Friday, August 26, 2011

Oh yeah. The part where I talk about my progress

As of day five, I can say with certainty that I've lost a pretty nice little chunk of weight, but I'll save the real results for Sunday because I plan on doing official weigh-ins only once a week. I don't want to blow your freaking mind every single day. I'm taking in an average amount of calories and still being fairly liberal about my activity. Just enough to keep the blood flowing, not going for that target-heart-rate stuff that trainers always talk about. I'm doing exactly what I've always done. Long walks across parking lots and taking the stairs, with the occasional low-impact hike. I have to stress that I am not following any kind of activity regimen and some days I'm just a lazy asshole.

As many of my regular readers may have noticed by now, I've made some small mentions of carbohydrates. The science behind insulin, blood-sugar, and carbohydrates is nothing new. In fact, Dr. John Rollo made these findings in 1797 while treating diabetics. This became the standard and notably remains utilized to this day (with many advancements, of course). What occurred when the carbohydrates were removed from the diet is the lowering of insulin levels and entering a state of 'ketosis' - a state where compounds are produced by the breakdown of fatty acids.

Bear with me here, I'll try to keep this as understandable as humanly possible.

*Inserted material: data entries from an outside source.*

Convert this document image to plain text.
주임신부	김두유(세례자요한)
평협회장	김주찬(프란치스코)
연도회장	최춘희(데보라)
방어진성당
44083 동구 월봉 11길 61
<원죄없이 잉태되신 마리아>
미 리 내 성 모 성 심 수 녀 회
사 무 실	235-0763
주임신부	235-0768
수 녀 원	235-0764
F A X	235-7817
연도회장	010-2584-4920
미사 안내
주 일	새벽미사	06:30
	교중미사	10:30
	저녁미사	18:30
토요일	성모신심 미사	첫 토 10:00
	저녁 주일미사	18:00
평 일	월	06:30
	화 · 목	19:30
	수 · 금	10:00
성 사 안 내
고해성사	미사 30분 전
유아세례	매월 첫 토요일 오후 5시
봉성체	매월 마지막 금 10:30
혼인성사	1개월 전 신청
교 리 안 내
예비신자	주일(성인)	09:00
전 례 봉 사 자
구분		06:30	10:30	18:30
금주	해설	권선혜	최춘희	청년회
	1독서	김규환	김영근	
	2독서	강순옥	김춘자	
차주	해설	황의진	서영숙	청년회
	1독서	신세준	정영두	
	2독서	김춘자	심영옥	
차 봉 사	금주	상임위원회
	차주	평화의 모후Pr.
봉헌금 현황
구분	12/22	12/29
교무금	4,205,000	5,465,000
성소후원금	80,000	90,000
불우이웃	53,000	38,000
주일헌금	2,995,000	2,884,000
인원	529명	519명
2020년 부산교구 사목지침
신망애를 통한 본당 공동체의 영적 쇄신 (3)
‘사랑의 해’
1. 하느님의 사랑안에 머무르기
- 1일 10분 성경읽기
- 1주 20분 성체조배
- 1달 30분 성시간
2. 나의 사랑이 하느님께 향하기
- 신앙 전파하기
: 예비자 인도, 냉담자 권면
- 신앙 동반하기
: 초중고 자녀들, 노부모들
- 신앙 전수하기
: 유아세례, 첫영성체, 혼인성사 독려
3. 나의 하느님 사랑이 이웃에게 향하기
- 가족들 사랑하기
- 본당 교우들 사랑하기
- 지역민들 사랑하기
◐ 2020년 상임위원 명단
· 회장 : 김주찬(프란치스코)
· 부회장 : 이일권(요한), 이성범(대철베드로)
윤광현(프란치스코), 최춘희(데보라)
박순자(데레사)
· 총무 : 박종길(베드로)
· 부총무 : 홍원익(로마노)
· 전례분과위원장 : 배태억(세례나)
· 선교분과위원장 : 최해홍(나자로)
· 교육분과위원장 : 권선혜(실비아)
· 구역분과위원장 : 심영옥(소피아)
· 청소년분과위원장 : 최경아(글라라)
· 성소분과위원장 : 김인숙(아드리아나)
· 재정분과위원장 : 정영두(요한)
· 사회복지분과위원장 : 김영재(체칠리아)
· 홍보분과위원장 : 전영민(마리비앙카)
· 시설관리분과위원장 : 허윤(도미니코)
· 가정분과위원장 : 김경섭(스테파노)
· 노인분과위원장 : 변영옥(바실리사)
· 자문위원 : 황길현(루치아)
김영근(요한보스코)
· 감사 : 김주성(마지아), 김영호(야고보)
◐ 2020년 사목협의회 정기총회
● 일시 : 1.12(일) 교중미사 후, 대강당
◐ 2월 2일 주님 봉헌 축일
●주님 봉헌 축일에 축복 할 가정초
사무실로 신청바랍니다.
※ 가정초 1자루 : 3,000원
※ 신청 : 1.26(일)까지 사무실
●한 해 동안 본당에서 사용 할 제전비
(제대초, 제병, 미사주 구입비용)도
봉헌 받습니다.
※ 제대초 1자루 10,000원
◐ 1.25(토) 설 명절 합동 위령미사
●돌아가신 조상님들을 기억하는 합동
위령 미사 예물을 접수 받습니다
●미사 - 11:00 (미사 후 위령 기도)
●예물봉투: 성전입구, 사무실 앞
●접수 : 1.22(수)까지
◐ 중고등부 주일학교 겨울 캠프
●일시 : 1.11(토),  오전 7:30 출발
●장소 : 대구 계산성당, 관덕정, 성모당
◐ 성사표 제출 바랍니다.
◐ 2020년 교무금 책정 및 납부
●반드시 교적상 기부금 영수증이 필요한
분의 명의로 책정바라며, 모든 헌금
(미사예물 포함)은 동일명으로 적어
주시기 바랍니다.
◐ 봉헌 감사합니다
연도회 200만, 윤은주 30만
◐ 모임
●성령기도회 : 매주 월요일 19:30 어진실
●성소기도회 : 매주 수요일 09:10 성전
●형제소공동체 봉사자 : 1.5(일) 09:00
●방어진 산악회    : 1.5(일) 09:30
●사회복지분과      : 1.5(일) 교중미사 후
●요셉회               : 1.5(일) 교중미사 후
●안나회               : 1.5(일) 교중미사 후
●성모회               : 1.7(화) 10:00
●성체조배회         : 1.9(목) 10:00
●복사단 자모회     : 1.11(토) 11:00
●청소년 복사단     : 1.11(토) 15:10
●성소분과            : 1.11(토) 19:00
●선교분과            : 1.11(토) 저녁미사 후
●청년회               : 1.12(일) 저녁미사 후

When the liver is not processing glucose (a sugar that all carbohydrates are converted to in the body), it sends the message to your body to start breaking down triglycerides (the things that fill up your fat cells and make them big and flabby). The liver and kidneys then take these fatty acids and process them. Ketone bodies are the byproduct of this and they're sent to the heart and brain to keep you alive. Now, if you operate under the consideration that the way your body breaks down fat cells efficiently is by using them to power the heart and brain, you may notice that what a lot of 'experts' say on the topic may be not only off-base, but flat-out wrong.
This doesn't meant that there isn't merit to exercise. There's been plenty of support for the idea that moderate, low impact exercise is good for the heart and lungs (as high impact workouts have shown to cause some long-term physical harm that would make it at least discouraged for the sake of your bones). But what I'm getting at here is that the calories in/calories out model is outdated and needs a lot of refinement before it's properly applied to the paradigm of weight loss.

Of course this long winded and wordy post is entirely up to debate, but I've got a lot of scientific study behind my set of rules whereas the average 'diet expert' hardly has the background in biochemistry and biology that led to these findings.

I promise the next one will be funny. Probably. Or not.